The nature of fractals and how we visualised Mandelbrot gives the impression of infinity, but if you look, it is a constant repetition of the same process and is not transferable to reality, i.e. not to the all-sensory experience, limited to seeing alone. When I was watching it, I always had the impression of being somehow cheated when I was zoomed from the big to the small and suddenly ended up in the big again. I don't know, it was like ... stumbling ... ugh, unable to express myself here.
Because mathematics is something you can transfer from reality to the imagination, you can do such great things with it as fractals and there is no limit to mental flying.
Extasy is very seductive, isn't it. You just have to not let it wear you out. HeHe.
As for poems, the way I see it, they are a high form of contemplation and a very successful short form for what other people write epic long books for. It's truly a high art, yes.
I am in awe with minds who can come up with something like Hilbert's Hotel. I am too uneducated for that kind of logic. But glad that others were and are not. It's fantastic. I am always thrilled when I can find sources like that.
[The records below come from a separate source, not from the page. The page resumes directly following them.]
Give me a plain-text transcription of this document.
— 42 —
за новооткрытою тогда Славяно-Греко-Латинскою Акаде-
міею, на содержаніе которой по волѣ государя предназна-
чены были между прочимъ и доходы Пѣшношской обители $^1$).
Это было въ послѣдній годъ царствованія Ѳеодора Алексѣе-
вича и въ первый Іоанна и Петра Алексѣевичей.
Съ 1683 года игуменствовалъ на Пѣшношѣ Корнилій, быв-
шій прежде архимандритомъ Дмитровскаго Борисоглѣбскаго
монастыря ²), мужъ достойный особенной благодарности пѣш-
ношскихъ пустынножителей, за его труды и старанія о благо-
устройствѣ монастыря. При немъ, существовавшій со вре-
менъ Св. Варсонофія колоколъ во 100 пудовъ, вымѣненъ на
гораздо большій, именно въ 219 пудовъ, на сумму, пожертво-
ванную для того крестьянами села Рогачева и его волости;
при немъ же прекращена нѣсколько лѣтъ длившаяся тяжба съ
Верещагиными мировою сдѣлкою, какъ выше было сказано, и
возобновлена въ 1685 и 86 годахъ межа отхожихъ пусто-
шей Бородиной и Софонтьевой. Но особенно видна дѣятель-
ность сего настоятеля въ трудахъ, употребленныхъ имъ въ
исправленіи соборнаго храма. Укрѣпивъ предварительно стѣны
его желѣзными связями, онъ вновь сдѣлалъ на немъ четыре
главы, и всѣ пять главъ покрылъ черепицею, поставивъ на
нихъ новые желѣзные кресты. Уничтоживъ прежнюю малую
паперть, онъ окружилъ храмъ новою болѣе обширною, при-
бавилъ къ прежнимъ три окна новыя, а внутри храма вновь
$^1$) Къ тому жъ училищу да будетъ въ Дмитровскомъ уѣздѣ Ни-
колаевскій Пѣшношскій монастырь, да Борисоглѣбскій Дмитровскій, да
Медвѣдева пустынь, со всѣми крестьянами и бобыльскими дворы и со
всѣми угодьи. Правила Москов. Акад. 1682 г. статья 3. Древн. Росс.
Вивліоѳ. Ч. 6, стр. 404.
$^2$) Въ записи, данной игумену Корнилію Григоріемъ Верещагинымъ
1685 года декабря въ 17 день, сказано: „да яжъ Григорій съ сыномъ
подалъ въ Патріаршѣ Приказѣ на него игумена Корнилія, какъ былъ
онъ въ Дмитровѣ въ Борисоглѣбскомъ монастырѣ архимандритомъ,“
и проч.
It actually is transferable to reality. The repetition is call iteration and yes, it is self similar at different magnitudes but always slightly different. The fact that this mathematical concept is transferable to reality is the key aspect of it. Now we know that seemingly random processes like clouds, pine trees, forests, coastlines, heartbeats, brain signals, a head of lettuce, seashells, waves, even our conversation, and a multitude of non-linear dynamic processes, perhaps everything in the universe, contain fractal properties. This is the revelation of Chaos theory. It's not about chaos but order. An order that exists in that which we thought was chaos.